Later in the plea proceeding, the state trial court admonished the petitioner that "I just want you to know I am not bound by any agreement or recommendation that anybody makes to me. I would still sentence you to from 4 to whatever." Moreover, the court asked the petitioner whether any "threats or promises were made." The petitioner replied: "No, your honor." The entire discussion between the court and the petitioner, therefore, belies the petitioner's allegation that the state court promised the petitioner a specific sentence. After reading the transcript one is left with the distinct impression that the petitioner in pleading guilty, did what he stated he was doing -- submitted himself "to the mercy" of the court.
The petitioner asks us to disregard the state trial court proceeding because, according to the petitioner, the judge's words were merely perfunctory statements that were required by Illinois Supreme Court Rule 402. We will not ignore the proceeding, however, because even if the state judge did not mean what he said, the petitioner was not bound by any rule when he stated that no promises had been made. In any event, we doubt that Rule 402 mandated the trial court's statements in this case. If the court did promise the petitioner a certain sentence, Rule 402 did not require the court to tell the petitioner that he was submitting himself to the mercy of the court. Moreover, Rule 402 does not require a trial judge, who has agreed to a specific sentence, to state that he is not bound by that agreement. See Ill. S. Ct. Rule 402(d)(3) (contemplating that a court is bound by its ratification of a plea agreement).
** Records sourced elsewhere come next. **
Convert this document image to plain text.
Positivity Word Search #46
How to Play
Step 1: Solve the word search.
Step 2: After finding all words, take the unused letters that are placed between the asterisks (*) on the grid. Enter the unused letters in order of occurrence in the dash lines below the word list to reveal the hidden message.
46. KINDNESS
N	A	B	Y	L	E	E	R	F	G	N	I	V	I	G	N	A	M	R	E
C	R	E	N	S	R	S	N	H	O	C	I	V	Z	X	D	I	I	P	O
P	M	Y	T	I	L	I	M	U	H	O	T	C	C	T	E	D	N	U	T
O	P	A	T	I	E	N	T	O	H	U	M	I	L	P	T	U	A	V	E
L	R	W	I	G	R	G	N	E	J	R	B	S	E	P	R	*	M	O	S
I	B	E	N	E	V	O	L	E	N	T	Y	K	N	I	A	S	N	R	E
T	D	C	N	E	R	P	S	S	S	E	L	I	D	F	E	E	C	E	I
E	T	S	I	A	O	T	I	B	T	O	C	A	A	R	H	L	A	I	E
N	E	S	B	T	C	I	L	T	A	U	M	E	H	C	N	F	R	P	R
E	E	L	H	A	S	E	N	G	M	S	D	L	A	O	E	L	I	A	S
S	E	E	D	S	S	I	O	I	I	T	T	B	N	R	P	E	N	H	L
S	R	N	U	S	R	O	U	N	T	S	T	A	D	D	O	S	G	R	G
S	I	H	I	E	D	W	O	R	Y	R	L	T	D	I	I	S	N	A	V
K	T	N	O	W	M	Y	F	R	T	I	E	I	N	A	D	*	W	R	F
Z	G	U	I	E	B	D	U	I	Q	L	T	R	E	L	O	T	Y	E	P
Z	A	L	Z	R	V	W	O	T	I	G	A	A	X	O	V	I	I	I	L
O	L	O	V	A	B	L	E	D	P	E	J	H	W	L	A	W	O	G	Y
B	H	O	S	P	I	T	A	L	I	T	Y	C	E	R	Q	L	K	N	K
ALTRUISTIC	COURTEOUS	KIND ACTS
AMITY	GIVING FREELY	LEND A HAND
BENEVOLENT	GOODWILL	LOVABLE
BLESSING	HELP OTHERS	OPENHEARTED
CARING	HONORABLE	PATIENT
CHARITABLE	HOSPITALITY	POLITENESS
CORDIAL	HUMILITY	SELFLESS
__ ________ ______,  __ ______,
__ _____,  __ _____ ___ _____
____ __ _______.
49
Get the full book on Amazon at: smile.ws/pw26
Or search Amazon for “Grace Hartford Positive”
We are not suggesting that the state court transcript requires entry of summary judgment for the respondent. On the contrary, the attorney who represented the petitioner in the state criminal proceedings, submitted an affidavit that squarely contradicts the impression left by the transcript. In this affidavit the attorney states that during negotiations, the trial judge "stated at that time that he would sentence [the petitioner] to 8 years to 8 years and 1 day on each charge." Other affidavits are less illuminating because the petitioner was not personally involved in the negotiations and the state prosecutor merely states in his affidavit that the trial judge "indicate[d]" that he would impose a sentence of 8 years. None of the affidavits explains why the trial court stated that it was not bound by any agreement and that the petitioner was submitting himself to the mercy of the court. Also none of the affidavits explains why the petitioner stated that promises were not made. Perhaps the judge promised a specific sentence, perhaps the judge implied that a particular sentence would be imposed, or perhaps the petitioner merely hoped for a certain sentence. After an evidentiary hearing is held, the parties' seemingly contradictory versions may be reconcilable; if not, the district court must consider the conflicting evidence and make findings-of-fact.
For the reasons expressed in this order, the judgment of the district court is reversed and the case is remanded with instructions to hold an evidentiary hearing.